Though Germans have a legendary body-freedom movement—nudism as we know it began in Germany—on drugs, the country “is very conservative,” says Lisa Katharina Haag, the CEO of MJ Universe.

Haag worked in the hospitality industry before registering a lobbying company and is now the only woman on the board of Stimme der Cannabiswirthschaft (the “Voice of the Cannabis Industry”), a leading trade association that currently boasts 60 members.

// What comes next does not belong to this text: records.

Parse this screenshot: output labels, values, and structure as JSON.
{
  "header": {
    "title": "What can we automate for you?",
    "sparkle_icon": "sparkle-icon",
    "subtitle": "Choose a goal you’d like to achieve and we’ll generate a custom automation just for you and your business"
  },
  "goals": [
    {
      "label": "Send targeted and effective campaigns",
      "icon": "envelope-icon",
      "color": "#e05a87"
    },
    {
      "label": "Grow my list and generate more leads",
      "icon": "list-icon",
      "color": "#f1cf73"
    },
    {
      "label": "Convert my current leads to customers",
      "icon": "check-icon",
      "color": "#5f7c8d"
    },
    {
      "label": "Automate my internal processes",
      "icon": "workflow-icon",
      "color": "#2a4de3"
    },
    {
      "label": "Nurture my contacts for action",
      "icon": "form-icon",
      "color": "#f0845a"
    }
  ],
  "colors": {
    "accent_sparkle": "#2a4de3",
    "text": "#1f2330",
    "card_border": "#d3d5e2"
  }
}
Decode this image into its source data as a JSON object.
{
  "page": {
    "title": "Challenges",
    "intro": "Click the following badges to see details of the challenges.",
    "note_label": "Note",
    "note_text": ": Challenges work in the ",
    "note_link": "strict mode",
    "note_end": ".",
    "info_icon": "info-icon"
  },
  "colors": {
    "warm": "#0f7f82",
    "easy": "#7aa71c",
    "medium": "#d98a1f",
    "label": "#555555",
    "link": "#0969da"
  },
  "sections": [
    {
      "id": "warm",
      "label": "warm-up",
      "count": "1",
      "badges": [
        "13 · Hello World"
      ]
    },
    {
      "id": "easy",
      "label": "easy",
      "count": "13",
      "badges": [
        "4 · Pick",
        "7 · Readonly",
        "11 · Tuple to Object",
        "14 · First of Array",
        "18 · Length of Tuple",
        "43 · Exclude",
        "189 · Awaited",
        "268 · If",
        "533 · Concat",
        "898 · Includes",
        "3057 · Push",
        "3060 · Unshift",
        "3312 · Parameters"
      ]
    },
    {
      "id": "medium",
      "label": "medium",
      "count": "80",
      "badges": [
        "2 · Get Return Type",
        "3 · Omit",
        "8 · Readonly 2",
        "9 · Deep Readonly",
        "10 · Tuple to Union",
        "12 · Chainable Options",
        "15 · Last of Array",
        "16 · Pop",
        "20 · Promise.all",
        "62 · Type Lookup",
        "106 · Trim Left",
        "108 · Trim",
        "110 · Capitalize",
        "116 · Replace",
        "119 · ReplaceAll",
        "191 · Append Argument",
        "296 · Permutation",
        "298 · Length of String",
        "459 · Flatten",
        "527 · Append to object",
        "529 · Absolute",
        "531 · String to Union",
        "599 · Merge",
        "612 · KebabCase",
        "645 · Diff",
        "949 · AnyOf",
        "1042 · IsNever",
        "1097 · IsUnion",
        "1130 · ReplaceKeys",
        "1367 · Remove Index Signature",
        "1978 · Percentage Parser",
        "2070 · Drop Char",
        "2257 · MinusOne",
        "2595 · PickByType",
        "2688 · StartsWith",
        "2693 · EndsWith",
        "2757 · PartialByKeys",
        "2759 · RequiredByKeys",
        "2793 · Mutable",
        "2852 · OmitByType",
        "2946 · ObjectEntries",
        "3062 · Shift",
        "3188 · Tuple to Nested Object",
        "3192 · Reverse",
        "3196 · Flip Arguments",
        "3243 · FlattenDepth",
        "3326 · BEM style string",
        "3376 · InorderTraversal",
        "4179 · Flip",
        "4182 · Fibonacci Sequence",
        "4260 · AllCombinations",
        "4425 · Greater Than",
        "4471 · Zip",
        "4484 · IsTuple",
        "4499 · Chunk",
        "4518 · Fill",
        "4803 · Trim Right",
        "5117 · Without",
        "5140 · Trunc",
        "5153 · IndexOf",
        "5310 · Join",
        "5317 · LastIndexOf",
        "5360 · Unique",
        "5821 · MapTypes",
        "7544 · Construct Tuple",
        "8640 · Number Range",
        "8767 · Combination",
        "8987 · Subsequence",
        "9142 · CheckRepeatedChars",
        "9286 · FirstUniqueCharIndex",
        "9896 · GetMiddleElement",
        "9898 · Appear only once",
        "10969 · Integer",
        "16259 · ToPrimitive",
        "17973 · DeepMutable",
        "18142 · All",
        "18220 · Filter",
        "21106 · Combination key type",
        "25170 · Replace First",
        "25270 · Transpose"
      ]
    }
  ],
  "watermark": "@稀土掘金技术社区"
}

Germany also has a strong federalist system of government. Each of the 16 federal districts are granted significant regulatory power. Districts could choose to be “very restrictive,” she said, and might be swayed by inevitable pickets of anti-cannabis protesters, such as parents calling for controls to “save the children.” Districts could also follow the model of The Netherlands and restrict access to cannabis businesses only to German citizens, blowing up the tourism model so eagerly touted by Kouparanis and other backers. And in some rural conservative areas, particularly in the south, someone caught with as little as two grams of cannabis commits an offense newsworthy enough to land in the local paper.

So, is Germany going to be like California, Canada or something else entirely?

“We don’t know,” Haag says. “A lot of lobby work must happen still. But, in general, I think Germany is more open than you may consider.”